How financial challenges in the long-term care industry may shift costs to policyholders and medicaid


Long-term care insurance (LTCi) is a financial product that promises over 7 million policyholders benefit payments for long-term services and supports (LTSS)—such as home and community-based services or services provided in assisted living and nursing home facilities—should they experience a high need for these services. LTCi plays an important role in protecting beneficiaries against the risk of spending their income and assets on expensive LTSS, and relying on Medicaid; but the current LTCi environment threatens Medicaid spend-down protections for policyholders who experience rate increases.


With support from the Anthem Public Policy Institute, we researched and identified the implications—for Medicaid—of increasing stability of the funding pools that protect private long-term care insurance policyholders against carrier insolvencies.

Activity in both public and private sectors has revealed concerted movement toward establishing a long-term care model that is accessible to consumers and sustainable for state Medicaid funds. On the public side, states have shown varying levels of progress with some introducing legislation and others in the process of developing their own long-term care offerings. For states that have not yet made changes, federal organizations such as the National Association of Insurance Commissioners (NAIC) provide an important road map that can serve as a guide.

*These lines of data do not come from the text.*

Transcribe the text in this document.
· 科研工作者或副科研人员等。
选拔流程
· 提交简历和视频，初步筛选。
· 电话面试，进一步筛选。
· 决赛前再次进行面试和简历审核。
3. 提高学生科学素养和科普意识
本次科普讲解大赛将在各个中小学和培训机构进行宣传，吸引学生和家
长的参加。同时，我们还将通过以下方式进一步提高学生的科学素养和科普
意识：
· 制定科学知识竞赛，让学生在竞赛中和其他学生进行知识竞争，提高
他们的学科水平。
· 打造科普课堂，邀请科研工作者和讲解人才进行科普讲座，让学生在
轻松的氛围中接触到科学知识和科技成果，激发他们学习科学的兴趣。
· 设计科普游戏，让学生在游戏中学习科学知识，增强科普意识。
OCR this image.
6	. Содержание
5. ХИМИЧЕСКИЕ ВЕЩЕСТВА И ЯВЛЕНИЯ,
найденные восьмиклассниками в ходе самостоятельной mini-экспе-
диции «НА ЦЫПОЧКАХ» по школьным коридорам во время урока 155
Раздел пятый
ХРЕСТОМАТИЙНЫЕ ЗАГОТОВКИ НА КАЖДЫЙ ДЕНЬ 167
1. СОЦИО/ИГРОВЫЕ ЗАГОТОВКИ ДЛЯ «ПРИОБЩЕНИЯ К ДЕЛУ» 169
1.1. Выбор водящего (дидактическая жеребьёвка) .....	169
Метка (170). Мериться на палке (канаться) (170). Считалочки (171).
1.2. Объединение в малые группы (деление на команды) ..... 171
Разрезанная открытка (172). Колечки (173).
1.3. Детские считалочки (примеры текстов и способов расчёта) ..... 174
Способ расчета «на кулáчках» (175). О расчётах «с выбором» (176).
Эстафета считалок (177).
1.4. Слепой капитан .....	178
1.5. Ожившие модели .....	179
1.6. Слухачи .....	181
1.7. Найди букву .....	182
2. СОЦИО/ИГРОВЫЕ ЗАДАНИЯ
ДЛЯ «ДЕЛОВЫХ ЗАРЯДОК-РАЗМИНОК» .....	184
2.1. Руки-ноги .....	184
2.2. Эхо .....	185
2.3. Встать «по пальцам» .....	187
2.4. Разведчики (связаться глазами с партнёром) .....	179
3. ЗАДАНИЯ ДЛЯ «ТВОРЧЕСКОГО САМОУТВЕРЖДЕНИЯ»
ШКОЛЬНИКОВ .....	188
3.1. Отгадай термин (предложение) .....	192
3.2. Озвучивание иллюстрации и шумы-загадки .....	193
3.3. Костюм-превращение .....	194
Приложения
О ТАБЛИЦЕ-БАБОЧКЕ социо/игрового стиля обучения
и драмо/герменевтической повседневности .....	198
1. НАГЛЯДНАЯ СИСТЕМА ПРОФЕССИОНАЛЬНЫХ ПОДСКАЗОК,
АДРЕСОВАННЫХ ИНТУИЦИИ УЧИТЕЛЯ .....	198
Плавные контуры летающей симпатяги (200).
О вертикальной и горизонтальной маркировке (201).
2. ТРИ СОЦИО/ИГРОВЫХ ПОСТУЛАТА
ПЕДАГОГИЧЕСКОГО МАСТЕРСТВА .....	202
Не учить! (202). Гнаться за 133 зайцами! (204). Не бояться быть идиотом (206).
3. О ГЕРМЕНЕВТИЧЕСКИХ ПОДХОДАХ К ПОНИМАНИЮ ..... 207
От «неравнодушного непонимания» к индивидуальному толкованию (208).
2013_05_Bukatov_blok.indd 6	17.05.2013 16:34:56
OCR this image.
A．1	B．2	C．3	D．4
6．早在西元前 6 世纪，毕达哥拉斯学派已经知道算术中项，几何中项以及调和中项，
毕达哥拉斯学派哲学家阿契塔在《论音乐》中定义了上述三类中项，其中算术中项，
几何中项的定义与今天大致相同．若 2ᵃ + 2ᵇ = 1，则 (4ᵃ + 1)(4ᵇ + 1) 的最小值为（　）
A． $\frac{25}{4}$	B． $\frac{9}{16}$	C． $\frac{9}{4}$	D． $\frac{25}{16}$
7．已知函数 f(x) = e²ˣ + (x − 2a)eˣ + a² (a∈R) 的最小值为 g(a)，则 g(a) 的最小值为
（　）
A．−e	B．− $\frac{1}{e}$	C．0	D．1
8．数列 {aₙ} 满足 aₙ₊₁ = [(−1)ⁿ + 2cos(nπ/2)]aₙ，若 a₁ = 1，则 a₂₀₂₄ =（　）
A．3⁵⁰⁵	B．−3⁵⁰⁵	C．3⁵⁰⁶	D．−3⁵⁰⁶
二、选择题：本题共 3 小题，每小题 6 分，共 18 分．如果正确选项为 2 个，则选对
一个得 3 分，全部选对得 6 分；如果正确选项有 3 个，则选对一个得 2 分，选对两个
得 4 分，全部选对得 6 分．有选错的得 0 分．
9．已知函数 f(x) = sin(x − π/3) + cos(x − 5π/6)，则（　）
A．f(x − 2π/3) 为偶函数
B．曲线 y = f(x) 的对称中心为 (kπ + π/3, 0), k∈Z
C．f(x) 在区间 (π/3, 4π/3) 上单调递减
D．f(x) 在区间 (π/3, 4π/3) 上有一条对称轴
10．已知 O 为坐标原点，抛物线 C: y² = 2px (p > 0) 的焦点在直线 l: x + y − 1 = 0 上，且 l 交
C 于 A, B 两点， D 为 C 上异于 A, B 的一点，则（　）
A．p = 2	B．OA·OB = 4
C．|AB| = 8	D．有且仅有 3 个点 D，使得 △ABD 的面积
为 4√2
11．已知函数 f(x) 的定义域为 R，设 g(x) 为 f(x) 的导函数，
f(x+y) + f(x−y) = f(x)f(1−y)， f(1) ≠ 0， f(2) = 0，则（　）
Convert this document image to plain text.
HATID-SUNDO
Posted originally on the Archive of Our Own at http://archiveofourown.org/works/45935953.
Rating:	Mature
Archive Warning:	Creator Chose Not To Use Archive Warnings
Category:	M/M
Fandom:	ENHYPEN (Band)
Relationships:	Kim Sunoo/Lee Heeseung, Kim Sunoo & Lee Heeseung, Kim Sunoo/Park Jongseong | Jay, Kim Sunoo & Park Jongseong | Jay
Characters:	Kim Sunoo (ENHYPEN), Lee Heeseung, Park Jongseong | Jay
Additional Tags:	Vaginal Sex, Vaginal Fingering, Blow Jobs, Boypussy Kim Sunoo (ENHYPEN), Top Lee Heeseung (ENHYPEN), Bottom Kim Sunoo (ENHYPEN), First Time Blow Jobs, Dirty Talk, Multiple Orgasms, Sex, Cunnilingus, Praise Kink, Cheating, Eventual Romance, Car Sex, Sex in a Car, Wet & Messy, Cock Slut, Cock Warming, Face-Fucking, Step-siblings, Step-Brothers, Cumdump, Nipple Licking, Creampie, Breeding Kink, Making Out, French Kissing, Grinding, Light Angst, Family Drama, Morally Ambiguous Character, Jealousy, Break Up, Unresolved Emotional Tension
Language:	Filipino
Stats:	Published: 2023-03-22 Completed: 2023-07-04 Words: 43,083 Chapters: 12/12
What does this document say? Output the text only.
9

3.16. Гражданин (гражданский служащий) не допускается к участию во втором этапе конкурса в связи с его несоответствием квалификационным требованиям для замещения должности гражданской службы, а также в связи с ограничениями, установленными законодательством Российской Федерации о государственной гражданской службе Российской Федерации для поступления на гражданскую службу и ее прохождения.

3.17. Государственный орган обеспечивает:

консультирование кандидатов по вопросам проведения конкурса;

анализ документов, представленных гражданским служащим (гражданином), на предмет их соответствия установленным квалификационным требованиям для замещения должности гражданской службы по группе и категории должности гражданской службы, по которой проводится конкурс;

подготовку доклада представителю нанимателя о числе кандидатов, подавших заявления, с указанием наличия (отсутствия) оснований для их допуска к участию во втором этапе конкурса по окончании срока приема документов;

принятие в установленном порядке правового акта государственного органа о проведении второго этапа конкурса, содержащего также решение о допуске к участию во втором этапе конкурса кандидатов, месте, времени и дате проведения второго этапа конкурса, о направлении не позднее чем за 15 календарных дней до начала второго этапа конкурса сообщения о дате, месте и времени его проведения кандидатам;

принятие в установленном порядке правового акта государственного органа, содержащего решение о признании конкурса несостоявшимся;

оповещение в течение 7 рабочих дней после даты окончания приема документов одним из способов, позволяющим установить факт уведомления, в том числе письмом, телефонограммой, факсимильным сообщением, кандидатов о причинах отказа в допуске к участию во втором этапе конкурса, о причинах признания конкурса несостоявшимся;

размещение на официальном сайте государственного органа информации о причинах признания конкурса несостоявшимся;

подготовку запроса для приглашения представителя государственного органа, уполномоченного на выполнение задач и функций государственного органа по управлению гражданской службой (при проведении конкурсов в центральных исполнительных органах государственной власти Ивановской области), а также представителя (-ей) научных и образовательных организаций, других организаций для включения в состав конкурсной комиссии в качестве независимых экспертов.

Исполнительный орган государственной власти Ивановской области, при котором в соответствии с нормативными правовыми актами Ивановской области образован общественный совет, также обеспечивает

In 2017, NAIC enacted changes to the Life and Health Insurance Guaranty Association Model Act, legislation that originally provided guidance to states on how to structure their guaranty funds. These adjustments were meant to further strengthen and protect state guaranty funds from assuming millions of dollars of liabilities related to insolvent carriers.

Adopting the Model Act provisions will strengthen the structure of state guaranty funds to reduce consumer risks and minimize additional liabilities to Medicaid, should consumers need to rely on that program in the absence of their coverage. In addition to strengthening guaranty funds, states can further address risk by considering policy options to strengthen LTSS financing outside of the Medicaid program (e.g., considering models similar to Washington state’s new “public long-term insurance”).


Prior to COVID-19 there was significant movement forward on state-based models. While that momentum has generally slowed as stakeholders re-focus their efforts, these problems will persist post the pandemic, as will the need and drive for solutions.

While continued public and private activity will hopefully offer more options to a wider range of consumers for financing their long-term care coverage, continued challenges in older policies and the absence of full adoption of the NAIC Model Act amendments leave consumers and Medicaid at risk. The extent of this risk requires additional analysis and work.